We need to talk about Sachin... again
There's yet another Test series around the corner - the cue for yet another round of 'Sachin Tendulkar's swansong' debates.
There's yet another Test series around the corner - the cue for yet another round of 'Sachin Tendulkar's swansong' debates. Jimmy Anderson, in his column for Daily Mail, writes, "... this may be Tendulkar's last Test series ..." 'May be' is right, Jimmy, because that call is the man's alone. No matter that the maybes have accompanied every Test series featuring India since the end of the 2011 World Cup.
It's been a funny ride actually. For a long while, there was another question running side-by-side with the retirement one. Namely, where will Tendulkar score his hundredth international hundred? Will it be at Lord's? The MCG? Not quite. Has to be either Eden Gardens or Wankhede then. After all, in the minds of the Nostradamuses, there was no way Tendulkar could reach his century of centuries at, say, Dhaka. Of course, it would come in a heroic winning cause against top opposition and not, woe betide, Bangladesh. Pity, it didn't work out that way.
So now we're left with just the one question - the biggest in Indian cricket circles: When will Tendulkar retire?
As far as I can tell, the majority fervently believes the decision should be Tendulkar's to make. 'Master', as the Mumbai cricket fraternity calls him, should be allowed to play when and where he wants to, and quit the day he feels he has had his fill. Then there are the bad guys, the ones who speak in favour of the team and not the man they admire. This lot wants Tendulkar to do what is best for the team - play, but when he is asked to, not when he asks to.

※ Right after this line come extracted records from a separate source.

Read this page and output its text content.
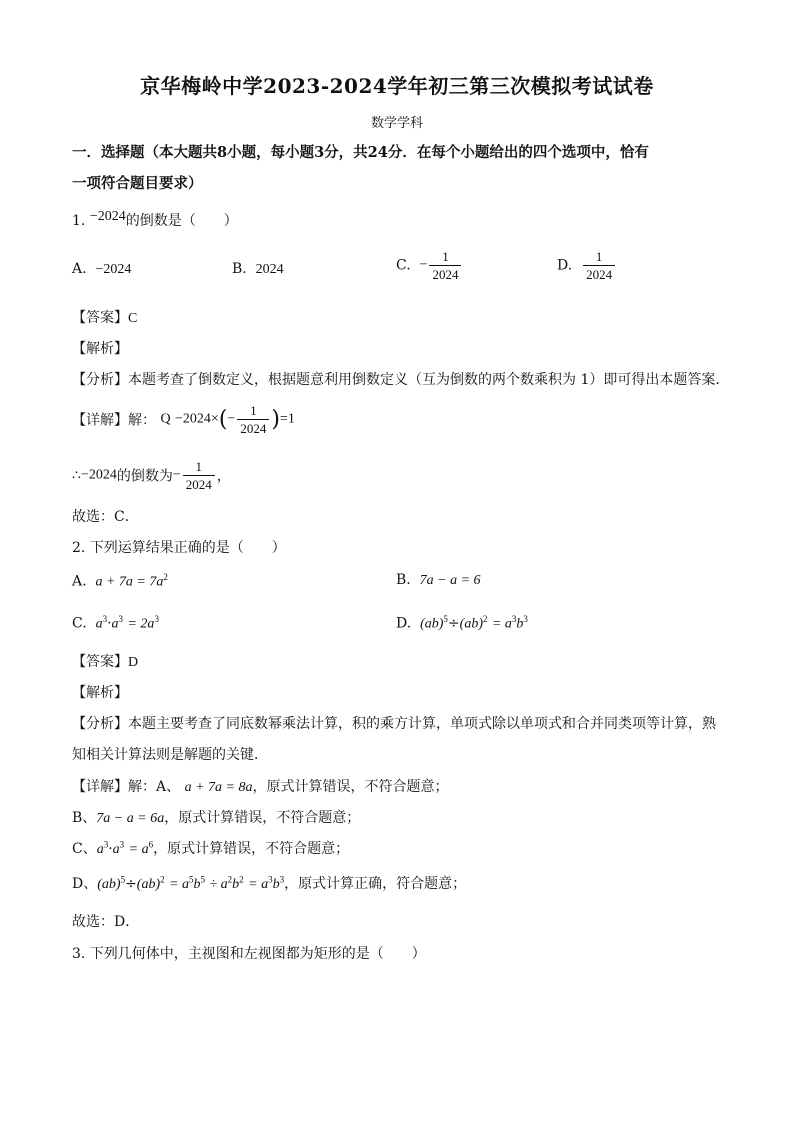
京华梅岭中学2023-2024学年初三第三次模拟考试试卷
数学学科
一．选择题（本大题共8小题，每小题3分，共24分．在每个小题给出的四个选项中，恰有
一项符合题目要求）
1. −2024的倒数是（　　）
A. −2024	B. 2024	C. − $\frac{1}{2024}$	D. $\frac{1}{2024}$
【答案】C
【解析】
【分析】本题考查了倒数定义，根据题意利用倒数定义（互为倒数的两个数乘积为 1）即可得出本题答案．
【详解】解： $Q -2024\times(- \frac{1}{2024} )=1$
∴−2024的倒数为− $\frac{1}{2024}$ ，
故选：C．
2. 下列运算结果正确的是（　　）
A. $a + 7a = 7a^2$	B. 7a − a = 6
C. $a^3\cdot a^3 = 2a^3$	D. $(ab)^5\div(ab)^2 = a^3b^3$
【答案】D
【解析】
【分析】本题主要考查了同底数幂乘法计算，积的乘方计算，单项式除以单项式和合并同类项等计算，熟
知相关计算法则是解题的关键．
【详解】解：A、 a + 7a = 8a，原式计算错误，不符合题意；
B、7a − a = 6a，原式计算错误，不符合题意；
C、$a^3\cdot a^3 = a^6$，原式计算错误，不符合题意；
D、$(ab)^5\div(ab)^2 = a^5b^5 \div a^2b^2 = a^3b^3$，原式计算正确，符合题意；
故选：D．
3. 下列几何体中，主视图和左视图都为矩形的是（　　）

For the record, I belong to the second category, but that's not important to this article. In any case, it's the other band that will have its way because neither the BCCI, nor the selectors, look like they intend to have that chat with Tendulkar anytime soon.

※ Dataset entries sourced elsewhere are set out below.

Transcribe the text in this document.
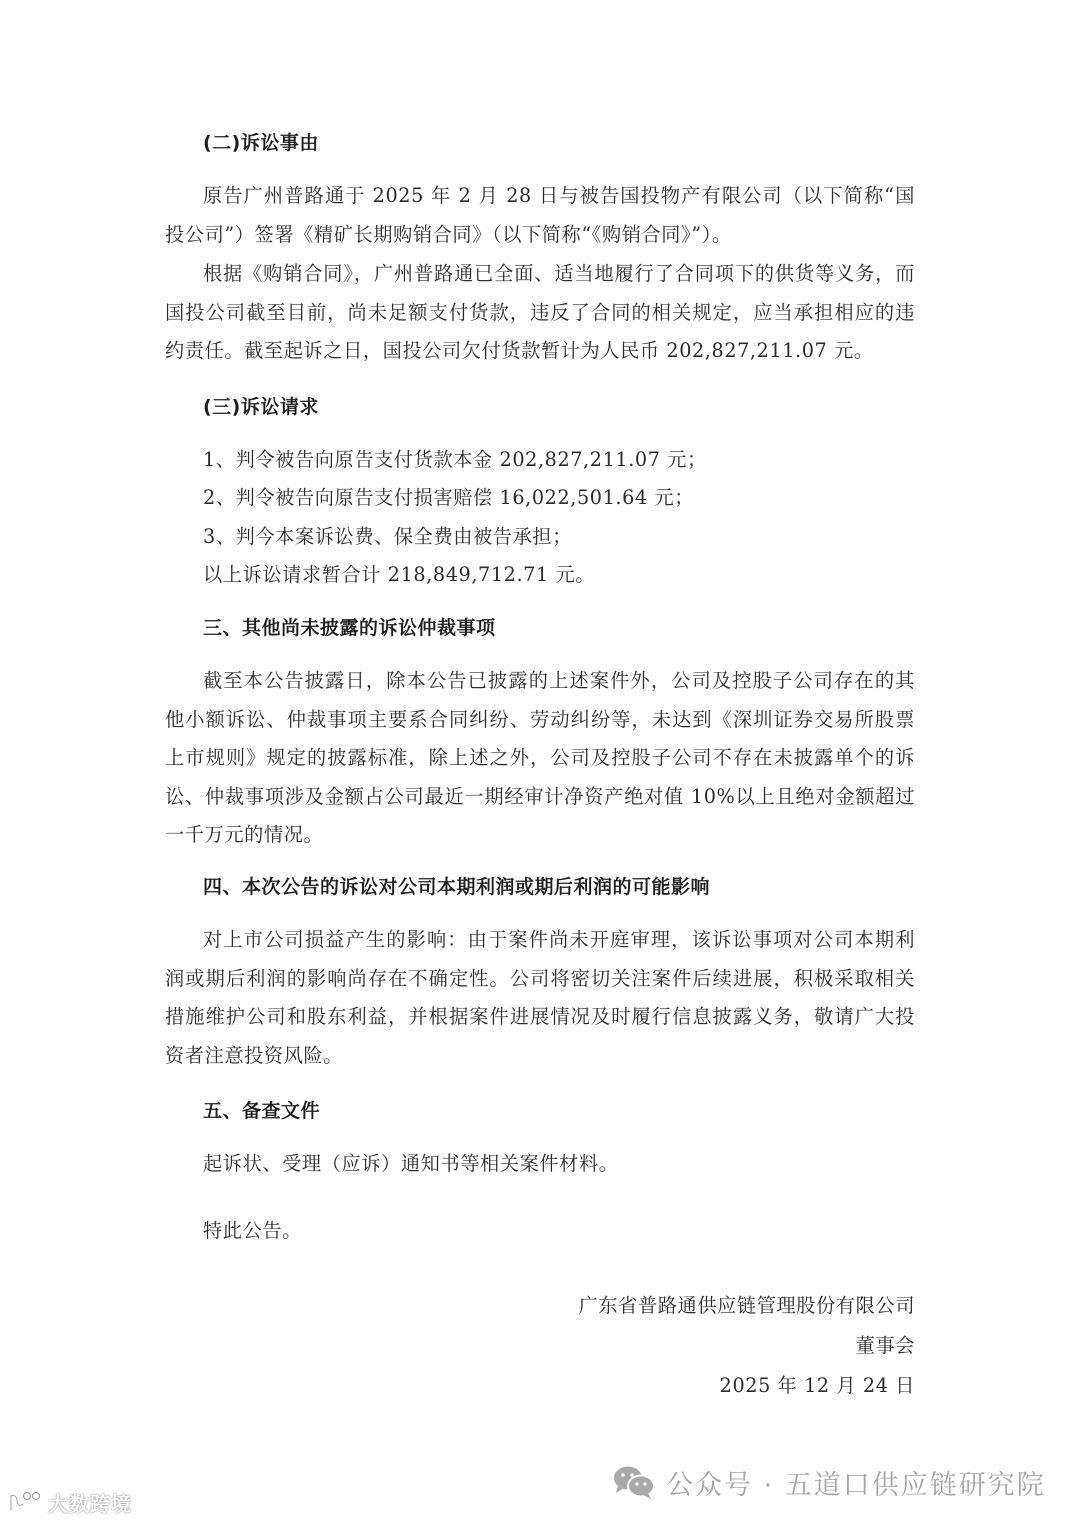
(二)诉讼事由
原告广州普路通于 2025 年 2 月 28 日与被告国投物产有限公司（以下简称“国投公司”）签署《精矿长期购销合同》（以下简称“《购销合同》”）。
根据《购销合同》，广州普路通已全面、适当地履行了合同项下的供货等义务，而国投公司截至目前，尚未足额支付货款，违反了合同的相关规定，应当承担相应的违约责任。截至起诉之日，国投公司欠付货款暂计为人民币 202,827,211.07 元。
(三)诉讼请求
1、判令被告向原告支付货款本金 202,827,211.07 元；
2、判令被告向原告支付损害赔偿 16,022,501.64 元；
3、判今本案诉讼费、保全费由被告承担；
以上诉讼请求暂合计 218,849,712.71 元。
三、其他尚未披露的诉讼仲裁事项
截至本公告披露日，除本公告已披露的上述案件外，公司及控股子公司存在的其他小额诉讼、仲裁事项主要系合同纠纷、劳动纠纷等，未达到《深圳证券交易所股票上市规则》规定的披露标准，除上述之外，公司及控股子公司不存在未披露单个的诉讼、仲裁事项涉及金额占公司最近一期经审计净资产绝对值 10%以上且绝对金额超过一千万元的情况。
四、本次公告的诉讼对公司本期利润或期后利润的可能影响
对上市公司损益产生的影响：由于案件尚未开庭审理，该诉讼事项对公司本期利润或期后利润的影响尚存在不确定性。公司将密切关注案件后续进展，积极采取相关措施维护公司和股东利益，并根据案件进展情况及时履行信息披露义务，敬请广大投资者注意投资风险。
五、备查文件
起诉状、受理（应诉）通知书等相关案件材料。
特此公告。
广东省普路通供应链管理股份有限公司
董事会
2025 年 12 月 24 日
公众号 · 五道口供应链研究院
大数跨境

The reason Tendulkar's been on my mind a lot recently is somewhat different. I'd like to discuss his recent performances in Tests and whether he is doing a disservice to himself, and his team, by playing on. Is it to round things off with one last big effort? Can't be - there have been enough of those. Then? Who knows? What we do know is that in a period where the Indian Test team has plumbed depressing depths, Tendulkar has averaged 34.64 from eight Tests. His highest score is 94, one of three half-centuries he has scored. Forget England and Australia and the 0-4 washouts (where Tendulkar did all right), against New Zealand at home recently, Tendulkar managed 19, 17 and 27 - memorably losing his stumps on each occasion.
The reactions have ranged from the 'Endulkar' variety to the '...poor by his usually high standards...' I don't know about 'Endulkar', but 19, 17 and 27 are poor by any standards, made worse by the mode of his dismissals.
Has he lost interest? I don't believe that to be the case - his passion for the game is not suspect. So have his reflexes slowed down? Maybe. Playing against Railways in Mumbai's Ranji Trophy opener, Tendulkar proved three things during his 137-run knock. One, that his hunger for runs hasn't subsided. Two, that he can still dominate the bowling. And three, that he is fit. What he hasn't proved yet, though, is whether he can do against Anderson, Bresnan, Broad or Finn and Swann what he could against Krishnakant Upadhyay, Hardik Rathod, Anureet Singh and Murali Kartik. He certainly couldn't against Boult, Bracewell and Southee, and this the English attack is yards ahead of that New Zealand one.
Should he get a few 100s, or even 40s or 60s, guide the newcomers a bit, show the enthusiasm we have come to expect even 22 years into his international career, everything will be fine. In fact, it will be great, because with Rahul Dravid and VVS Laxman gone, at least one experienced hand in the middle-order, especially at No. 4, is a blessing. It will be even better if Tendulkar, an in-form Tendulkar, can hang around for a while longer while the youngsters in the Test team settle down a little.
But what if he fails? Forget his legacy and the harm it might do to his image; can the Indian team afford to have a 40-year-old scoring around 30 in the line-up?
The answer - and I know the risk I am taking by saying this - should be 'no'. But then again, it is likely to be 'yes'. Till the Master takes that big call himself.